Lillooet is located between the eastern edge of the Coastal Mountain foothills and the western edge of British Columbia's interior desert landscape.
The town spreads along a bench of land overlooking the mighty Fraser River and is backed by the snow-capped Coastal Mountains that rise from the dry desert canyon. Lakes and rivers in the area form part of the Fraser River drainage system.
The Fraser River is the largest salmon spawning river in the world and the longest undamned river in North America. Often referred to as the "Muddy Fraser," the river deposits 20-million tons of sand, silt and mud from the BC interior, as a result of erosion, glaciation, rock-breaking frosts, rain freshets, and spring floods.
Numerous spots in Lillooet and along the highway afford beautiful views of the river canyon.

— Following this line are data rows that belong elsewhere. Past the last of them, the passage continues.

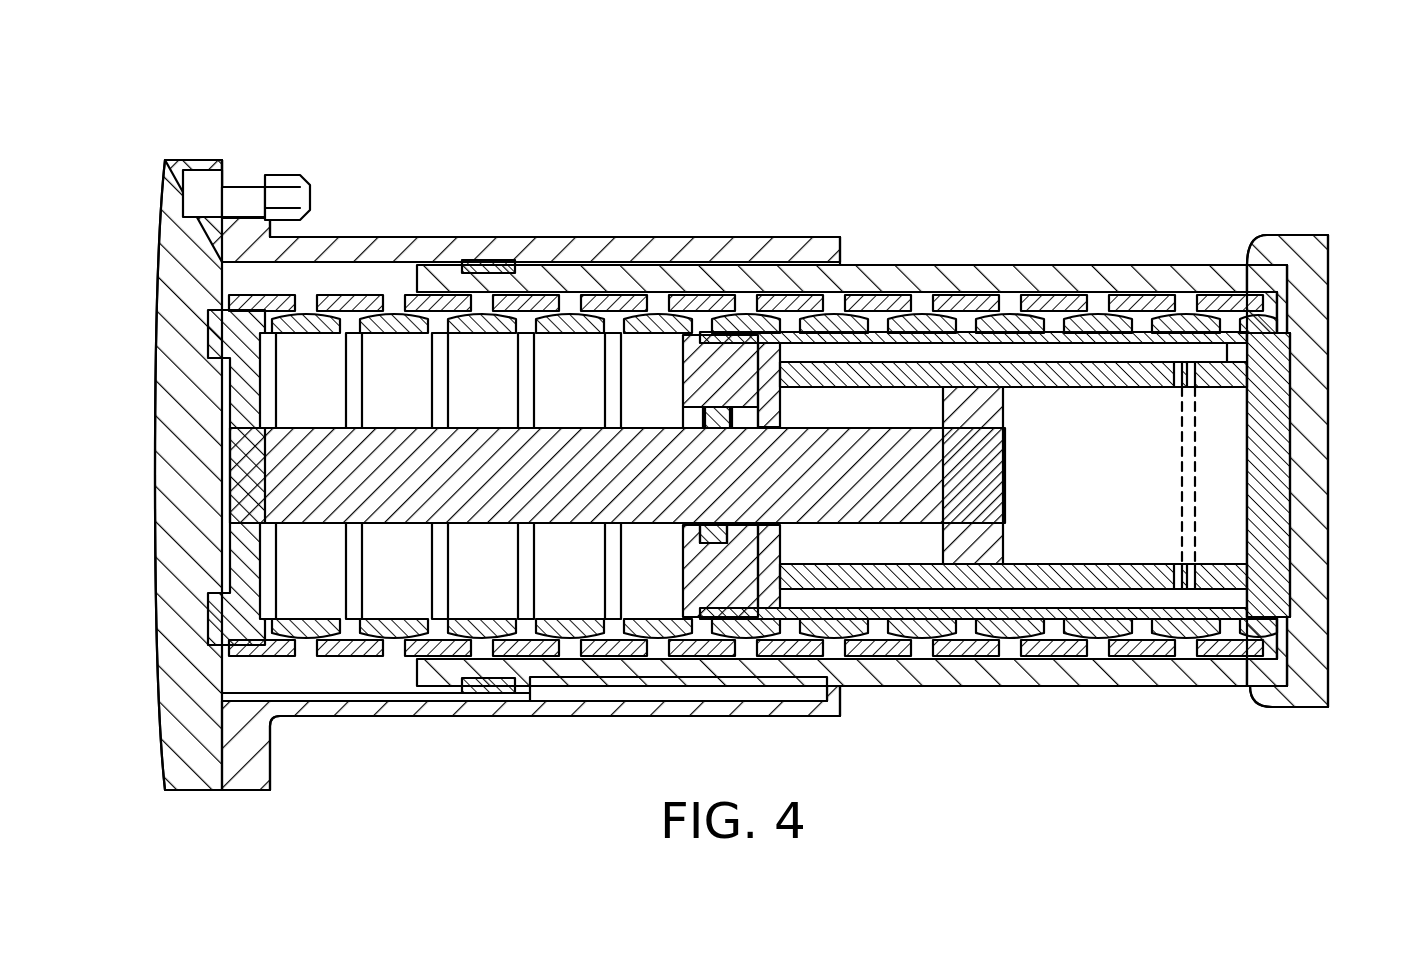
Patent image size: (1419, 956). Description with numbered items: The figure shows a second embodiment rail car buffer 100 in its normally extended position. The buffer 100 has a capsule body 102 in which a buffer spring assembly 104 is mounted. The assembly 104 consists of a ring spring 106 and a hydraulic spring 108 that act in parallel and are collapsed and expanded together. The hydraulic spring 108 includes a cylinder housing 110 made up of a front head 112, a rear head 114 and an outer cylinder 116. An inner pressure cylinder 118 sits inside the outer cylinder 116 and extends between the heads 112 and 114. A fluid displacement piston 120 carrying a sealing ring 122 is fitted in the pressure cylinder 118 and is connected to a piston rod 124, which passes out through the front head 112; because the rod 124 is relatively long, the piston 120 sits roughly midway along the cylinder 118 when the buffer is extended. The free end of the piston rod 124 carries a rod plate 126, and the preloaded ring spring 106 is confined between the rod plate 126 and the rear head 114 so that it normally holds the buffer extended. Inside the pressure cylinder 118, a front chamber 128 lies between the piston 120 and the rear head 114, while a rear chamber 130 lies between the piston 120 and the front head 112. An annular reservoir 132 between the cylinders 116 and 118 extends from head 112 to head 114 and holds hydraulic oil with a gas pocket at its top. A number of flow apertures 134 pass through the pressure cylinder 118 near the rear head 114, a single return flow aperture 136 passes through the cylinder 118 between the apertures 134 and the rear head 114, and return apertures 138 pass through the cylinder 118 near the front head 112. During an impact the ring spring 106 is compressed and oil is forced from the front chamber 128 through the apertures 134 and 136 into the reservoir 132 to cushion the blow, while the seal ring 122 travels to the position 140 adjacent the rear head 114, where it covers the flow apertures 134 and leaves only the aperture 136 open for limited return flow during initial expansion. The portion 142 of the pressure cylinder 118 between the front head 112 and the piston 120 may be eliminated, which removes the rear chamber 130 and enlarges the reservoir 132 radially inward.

The rail car buffer 100 is at (390, 152).
The capsule body 102 is at (624, 226).
The buffer spring assembly 104 is at (360, 675).
The ring spring 106 is at (392, 278).
The hydraulic spring 108 is at (665, 578).
The cylinder housing 110 is at (648, 397).
The front head 112 is at (680, 395).
The rear head 114 is at (1272, 408).
The outer cylinder 116 is at (1050, 606).
The inner pressure cylinder 118 is at (1020, 358).
The fluid displacement piston 120 is at (1006, 507).
The sealing ring 122 is at (993, 568).
The piston rod 124 is at (472, 526).
The rod plate 126 is at (270, 378).
The front chamber 128 is at (1102, 446).
The rear chamber 130 is at (927, 558).
The annular reservoir 132 is at (927, 353).
The flow apertures 134 is at (1191, 360).
The return flow aperture 136 is at (1212, 388).
The return apertures 138 is at (788, 352).
The position 140 is at (1180, 494).
The portion of pressure cylinder 142 is at (877, 427).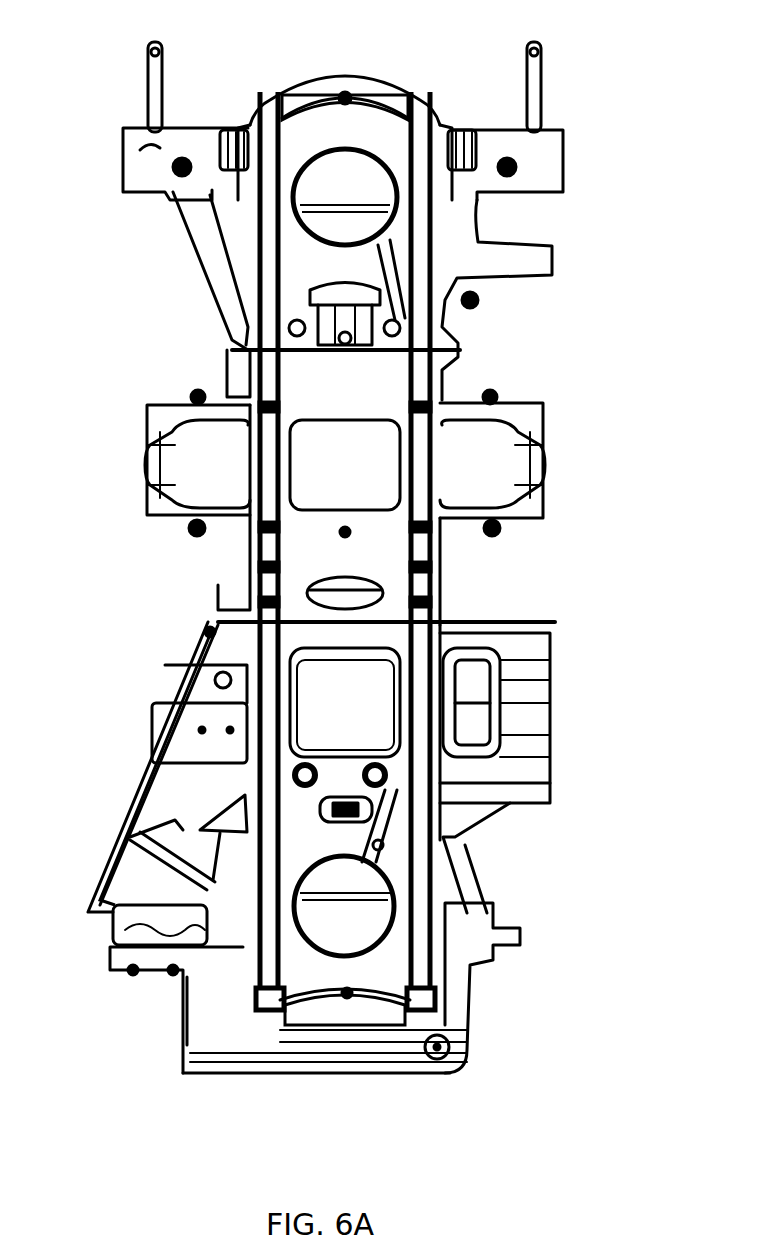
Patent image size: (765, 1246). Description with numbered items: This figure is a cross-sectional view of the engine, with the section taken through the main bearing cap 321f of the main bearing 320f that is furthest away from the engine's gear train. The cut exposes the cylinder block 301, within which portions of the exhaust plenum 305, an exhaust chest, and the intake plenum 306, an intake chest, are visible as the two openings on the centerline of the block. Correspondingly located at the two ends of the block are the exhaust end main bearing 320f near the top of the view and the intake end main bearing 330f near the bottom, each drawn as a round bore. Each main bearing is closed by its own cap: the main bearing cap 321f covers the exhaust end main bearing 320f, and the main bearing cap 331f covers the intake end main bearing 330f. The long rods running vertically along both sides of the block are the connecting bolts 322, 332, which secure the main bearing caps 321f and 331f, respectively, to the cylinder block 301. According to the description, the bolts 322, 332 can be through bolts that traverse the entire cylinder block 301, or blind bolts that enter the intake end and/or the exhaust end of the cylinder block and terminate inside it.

The cylinder block 301 is at (240, 652).
The exhaust plenum 305 is at (322, 475).
The intake plenum 306 is at (324, 719).
The exhaust end main bearing 320f is at (318, 196).
The main bearing cap 321f is at (318, 118).
The connecting bolts 322 is at (272, 163).
The intake end main bearing 330f is at (312, 937).
The main bearing cap 331f is at (357, 988).
The connecting bolts 332 is at (270, 945).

View First Nations fishermen as they fish and dry salmon. Eleven First Nations bands fish off the rocks on the Lillooet side of the river.
Just a few minutes drive northeast of Lillooet on Highway 99 is Pavilion Lake. The lake's beautiful crystal-clear waters host unique microbialites – formations resembling fresh water coral – that are easily seen from shore. Since 2004, the lake has been the site of the University of Britiish Columbia's Pavilion Lake Research Project, which studies these microbialites. The main sponsors of the project are the Canadian Space Agency and NASA.
Located just west of Lillooet are the crystal blue waters of Seton Lake. The lake is primarily fed by Anderson Lake to the southwest, via the short Seton Portage River, but is also impacted by Carpenter Lake. Seton Lake's shoreline offers a perfect setting for camping, swimming, wild life viewing, fishing, and bird watching opportunities.
Climb aboard the Kaoham Shuttle running on the Canadian National Railway tracks along the north shore of the lake and through a 1,220m/4,000ft tunnel. A portion of the Bridge River Hydroelectric Development, the largest power project undertaken in BC's history, is visible along this route.
Climate and Weather
Because Lillooet is located in the rain shadow of the Coastal Mountains, it enjoys a semi-arid climate similar to that of Osoyoos in the south Okanagan, although it is not far from the lush vegetation of the Coastal Mountain rainforest. Average daytime highs in summer reach 38°C/100°F, but a cool evening breezes often blow in from the Fraser River. In winter, temperatures run a moderate but consistent daytime temperature of 5C°/41F°.
Annual precipitation averages 290mm/11.5in a year, with little snow falls in town. However, excellent powder in the surrounding mountains provides great snowmobiling and downhill skiing opportunities.